Wayne Rogers: Well, Carl Icahn is a guy I would not bet against. He is some smart cookie and I think he is terrific.
Jonathan Hoenig: He owns 6 percent of this stock. Maybe.
Wayne Rogers: I'm hip. I understand that. But I think he has plans for it that we don't know anything about.
Question: “I just had a grandson and want to buy him a fund, starting with $1,000 and contributing every month. Any suggestions?”
Dagen McDowell: I always say T. Rowe Price because you can open an account with no money down. But this time look at Oakmark and the flagship Oakmark Fund (OAKMX). You can open an account with $1,000, make regular contributions and this fund is run by a seasoned management team, they’re classic bargain hunters and it’s one for all ages.

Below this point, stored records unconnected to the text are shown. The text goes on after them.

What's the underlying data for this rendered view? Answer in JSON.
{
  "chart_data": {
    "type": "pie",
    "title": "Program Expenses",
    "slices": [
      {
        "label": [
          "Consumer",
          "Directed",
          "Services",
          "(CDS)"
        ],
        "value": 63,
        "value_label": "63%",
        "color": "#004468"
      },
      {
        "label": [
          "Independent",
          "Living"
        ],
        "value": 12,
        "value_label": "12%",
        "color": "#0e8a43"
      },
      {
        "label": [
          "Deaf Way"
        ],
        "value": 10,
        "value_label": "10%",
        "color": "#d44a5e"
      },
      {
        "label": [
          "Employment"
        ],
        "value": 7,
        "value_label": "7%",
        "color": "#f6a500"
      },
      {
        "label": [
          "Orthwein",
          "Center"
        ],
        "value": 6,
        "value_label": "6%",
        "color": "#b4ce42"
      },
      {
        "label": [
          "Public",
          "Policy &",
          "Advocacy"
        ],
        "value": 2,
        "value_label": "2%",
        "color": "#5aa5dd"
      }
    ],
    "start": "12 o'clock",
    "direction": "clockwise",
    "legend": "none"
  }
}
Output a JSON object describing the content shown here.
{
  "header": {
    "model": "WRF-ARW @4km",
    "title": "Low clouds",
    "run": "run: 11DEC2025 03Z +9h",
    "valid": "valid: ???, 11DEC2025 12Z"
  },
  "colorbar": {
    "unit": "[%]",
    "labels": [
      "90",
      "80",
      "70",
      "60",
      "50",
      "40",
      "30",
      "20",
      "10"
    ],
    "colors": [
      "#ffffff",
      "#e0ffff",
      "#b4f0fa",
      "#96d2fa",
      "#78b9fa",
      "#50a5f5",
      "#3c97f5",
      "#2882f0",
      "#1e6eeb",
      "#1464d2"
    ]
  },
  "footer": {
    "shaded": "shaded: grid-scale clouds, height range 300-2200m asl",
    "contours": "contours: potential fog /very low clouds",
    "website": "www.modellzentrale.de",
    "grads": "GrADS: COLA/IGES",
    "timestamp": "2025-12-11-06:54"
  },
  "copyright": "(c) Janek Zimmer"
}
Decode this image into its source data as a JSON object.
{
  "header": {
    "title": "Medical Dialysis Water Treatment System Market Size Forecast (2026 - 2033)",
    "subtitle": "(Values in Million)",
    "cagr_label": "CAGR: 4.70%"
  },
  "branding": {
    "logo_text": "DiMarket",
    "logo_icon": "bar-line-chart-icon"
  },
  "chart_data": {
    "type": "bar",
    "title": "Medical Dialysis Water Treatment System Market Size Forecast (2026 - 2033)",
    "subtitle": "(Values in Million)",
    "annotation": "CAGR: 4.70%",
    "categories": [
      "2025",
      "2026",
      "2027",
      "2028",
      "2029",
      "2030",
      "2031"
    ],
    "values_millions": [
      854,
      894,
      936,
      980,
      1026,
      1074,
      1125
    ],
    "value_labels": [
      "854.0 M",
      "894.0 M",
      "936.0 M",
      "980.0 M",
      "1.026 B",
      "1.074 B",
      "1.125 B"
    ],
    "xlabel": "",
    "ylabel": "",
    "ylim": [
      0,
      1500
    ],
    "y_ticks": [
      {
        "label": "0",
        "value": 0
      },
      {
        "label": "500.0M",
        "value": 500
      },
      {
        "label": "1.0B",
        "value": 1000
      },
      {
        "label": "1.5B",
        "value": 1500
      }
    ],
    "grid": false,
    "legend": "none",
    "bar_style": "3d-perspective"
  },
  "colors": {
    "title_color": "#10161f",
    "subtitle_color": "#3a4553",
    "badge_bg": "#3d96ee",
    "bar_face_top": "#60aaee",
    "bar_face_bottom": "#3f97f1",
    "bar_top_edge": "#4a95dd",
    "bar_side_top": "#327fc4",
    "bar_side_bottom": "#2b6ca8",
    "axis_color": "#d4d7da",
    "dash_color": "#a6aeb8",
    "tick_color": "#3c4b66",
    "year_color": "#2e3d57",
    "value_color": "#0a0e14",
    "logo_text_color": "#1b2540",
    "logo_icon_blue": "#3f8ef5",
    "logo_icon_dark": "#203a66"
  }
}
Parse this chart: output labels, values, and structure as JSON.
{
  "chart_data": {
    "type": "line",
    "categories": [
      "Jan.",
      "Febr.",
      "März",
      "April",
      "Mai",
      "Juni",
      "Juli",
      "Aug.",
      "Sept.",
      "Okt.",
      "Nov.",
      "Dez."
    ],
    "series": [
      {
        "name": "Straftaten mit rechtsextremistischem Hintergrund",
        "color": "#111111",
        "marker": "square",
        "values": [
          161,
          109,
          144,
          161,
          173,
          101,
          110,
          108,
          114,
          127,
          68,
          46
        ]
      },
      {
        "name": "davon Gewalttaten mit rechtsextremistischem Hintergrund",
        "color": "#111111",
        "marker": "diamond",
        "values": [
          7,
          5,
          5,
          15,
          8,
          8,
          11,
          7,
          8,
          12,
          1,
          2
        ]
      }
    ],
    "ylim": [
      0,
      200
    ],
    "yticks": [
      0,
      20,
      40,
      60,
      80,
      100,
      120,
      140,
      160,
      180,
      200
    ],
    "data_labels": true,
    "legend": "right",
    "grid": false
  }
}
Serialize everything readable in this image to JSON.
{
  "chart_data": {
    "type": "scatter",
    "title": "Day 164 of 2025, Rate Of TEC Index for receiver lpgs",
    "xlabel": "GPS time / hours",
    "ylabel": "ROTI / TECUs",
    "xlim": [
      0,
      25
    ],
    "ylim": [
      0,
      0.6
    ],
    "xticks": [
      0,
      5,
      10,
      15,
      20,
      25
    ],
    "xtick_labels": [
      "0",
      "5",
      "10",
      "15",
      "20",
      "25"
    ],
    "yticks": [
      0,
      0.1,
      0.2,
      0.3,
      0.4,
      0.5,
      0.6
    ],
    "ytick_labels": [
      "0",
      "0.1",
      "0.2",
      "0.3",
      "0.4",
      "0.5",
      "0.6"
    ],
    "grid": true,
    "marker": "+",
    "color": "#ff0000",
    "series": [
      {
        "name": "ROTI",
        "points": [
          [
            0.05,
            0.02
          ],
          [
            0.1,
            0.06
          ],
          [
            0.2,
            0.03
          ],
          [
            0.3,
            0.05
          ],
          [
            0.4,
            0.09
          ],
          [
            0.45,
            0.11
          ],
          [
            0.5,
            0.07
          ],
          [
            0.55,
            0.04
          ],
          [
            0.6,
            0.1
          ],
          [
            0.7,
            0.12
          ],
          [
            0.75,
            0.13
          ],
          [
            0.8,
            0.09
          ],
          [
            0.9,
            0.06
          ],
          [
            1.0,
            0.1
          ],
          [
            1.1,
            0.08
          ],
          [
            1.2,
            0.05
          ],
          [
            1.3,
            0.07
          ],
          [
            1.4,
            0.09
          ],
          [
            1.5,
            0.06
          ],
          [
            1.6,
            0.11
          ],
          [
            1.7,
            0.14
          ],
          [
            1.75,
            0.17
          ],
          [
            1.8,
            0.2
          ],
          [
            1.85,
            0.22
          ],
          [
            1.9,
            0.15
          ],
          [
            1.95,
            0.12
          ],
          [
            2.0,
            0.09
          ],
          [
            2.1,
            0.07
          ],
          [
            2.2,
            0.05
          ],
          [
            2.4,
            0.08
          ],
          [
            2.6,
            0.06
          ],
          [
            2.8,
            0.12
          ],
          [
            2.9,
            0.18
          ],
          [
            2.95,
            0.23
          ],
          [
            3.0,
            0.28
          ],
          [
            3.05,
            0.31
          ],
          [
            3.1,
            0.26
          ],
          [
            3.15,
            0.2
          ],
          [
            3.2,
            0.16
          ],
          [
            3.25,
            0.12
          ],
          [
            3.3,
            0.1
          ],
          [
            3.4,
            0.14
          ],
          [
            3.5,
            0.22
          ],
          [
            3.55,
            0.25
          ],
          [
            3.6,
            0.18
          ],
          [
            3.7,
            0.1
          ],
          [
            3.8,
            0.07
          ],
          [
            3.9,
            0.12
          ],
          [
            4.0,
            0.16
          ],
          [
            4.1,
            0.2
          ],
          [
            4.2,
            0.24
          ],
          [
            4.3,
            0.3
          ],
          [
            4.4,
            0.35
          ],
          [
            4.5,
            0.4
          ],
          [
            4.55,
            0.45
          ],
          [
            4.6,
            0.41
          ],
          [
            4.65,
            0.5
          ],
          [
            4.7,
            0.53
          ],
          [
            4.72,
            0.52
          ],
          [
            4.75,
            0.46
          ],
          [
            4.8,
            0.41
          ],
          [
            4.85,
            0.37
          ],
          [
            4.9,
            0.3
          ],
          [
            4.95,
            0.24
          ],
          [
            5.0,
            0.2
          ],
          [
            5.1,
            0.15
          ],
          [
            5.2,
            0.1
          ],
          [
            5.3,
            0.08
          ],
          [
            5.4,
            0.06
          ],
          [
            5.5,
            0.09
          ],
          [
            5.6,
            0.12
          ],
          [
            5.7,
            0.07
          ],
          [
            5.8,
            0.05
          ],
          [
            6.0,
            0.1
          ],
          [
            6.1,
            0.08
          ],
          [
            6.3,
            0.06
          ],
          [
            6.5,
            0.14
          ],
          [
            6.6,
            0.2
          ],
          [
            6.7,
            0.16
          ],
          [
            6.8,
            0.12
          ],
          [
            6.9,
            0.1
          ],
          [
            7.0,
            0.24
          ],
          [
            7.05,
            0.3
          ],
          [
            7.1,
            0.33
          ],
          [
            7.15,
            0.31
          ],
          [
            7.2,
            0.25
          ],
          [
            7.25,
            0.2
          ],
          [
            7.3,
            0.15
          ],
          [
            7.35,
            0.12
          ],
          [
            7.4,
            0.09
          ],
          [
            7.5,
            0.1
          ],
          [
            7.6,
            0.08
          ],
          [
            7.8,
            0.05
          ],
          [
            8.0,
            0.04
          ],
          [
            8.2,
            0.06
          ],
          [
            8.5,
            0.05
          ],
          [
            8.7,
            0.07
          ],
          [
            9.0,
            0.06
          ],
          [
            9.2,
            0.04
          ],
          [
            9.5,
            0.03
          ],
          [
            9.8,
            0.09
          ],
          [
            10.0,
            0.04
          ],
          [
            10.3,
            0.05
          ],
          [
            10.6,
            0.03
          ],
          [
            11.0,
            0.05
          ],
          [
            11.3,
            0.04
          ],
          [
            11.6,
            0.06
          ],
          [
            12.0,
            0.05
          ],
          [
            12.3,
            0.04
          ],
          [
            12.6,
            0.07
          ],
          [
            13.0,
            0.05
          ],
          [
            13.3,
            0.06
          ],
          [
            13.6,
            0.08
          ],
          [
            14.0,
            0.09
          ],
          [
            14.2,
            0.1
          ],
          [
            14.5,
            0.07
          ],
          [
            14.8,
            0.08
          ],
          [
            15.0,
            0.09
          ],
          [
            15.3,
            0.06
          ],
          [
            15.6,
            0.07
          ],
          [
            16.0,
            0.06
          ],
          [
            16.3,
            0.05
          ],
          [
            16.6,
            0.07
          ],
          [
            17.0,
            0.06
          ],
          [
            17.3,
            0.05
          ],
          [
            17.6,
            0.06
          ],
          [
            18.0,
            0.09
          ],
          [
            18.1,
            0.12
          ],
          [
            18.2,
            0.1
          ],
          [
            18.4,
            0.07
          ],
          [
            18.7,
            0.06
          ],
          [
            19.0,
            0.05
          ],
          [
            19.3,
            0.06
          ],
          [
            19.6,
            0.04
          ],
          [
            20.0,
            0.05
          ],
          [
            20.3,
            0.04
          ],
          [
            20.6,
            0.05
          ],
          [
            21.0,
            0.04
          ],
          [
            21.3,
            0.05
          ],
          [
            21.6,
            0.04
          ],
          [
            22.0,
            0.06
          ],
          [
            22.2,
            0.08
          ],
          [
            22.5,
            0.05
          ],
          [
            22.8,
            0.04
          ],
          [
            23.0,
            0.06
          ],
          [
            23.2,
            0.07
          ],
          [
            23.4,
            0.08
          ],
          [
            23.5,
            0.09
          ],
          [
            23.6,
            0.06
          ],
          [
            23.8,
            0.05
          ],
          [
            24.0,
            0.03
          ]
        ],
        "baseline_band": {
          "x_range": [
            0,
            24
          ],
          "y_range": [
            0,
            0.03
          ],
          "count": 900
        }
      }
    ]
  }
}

Question: “Since Jonathan likes Brazil and commodities, what does he think about Pertoleo Brasileiro (PBR)? I own that stock.”
Jonathan Hoenig: There are a ton of these big oil companies like Royal Dutch (RD), like British Petroleum (BP), Conoco Phillips (COP). We're playing utilities. I wish I owned all of these stocks. But they are super strong. He has a winner, I would hold on to it.
Dagen McDowell: But this is a stock you should hate because the Brazilian government controls more than half of the voting stock.
Jonathan Hoenig: You are seeing a trend worldwide toward more privatization. A lot of government are selling their stakes and getting out of these businesses. That's great for the stock.
Jonas Max Ferris: Oil and emerging markets are at the end of their rally.
Terry Keenan: Wayne, you love PetroChina (PTR). Do you like this one?
Wayne Rogers: I like this one. I owned this stock for a while. I got stopped out but I loved it. I think this stock is terrific. And I think the company is doing very, very well. All you’ve got to do is look at the earnings. That's where the story is told.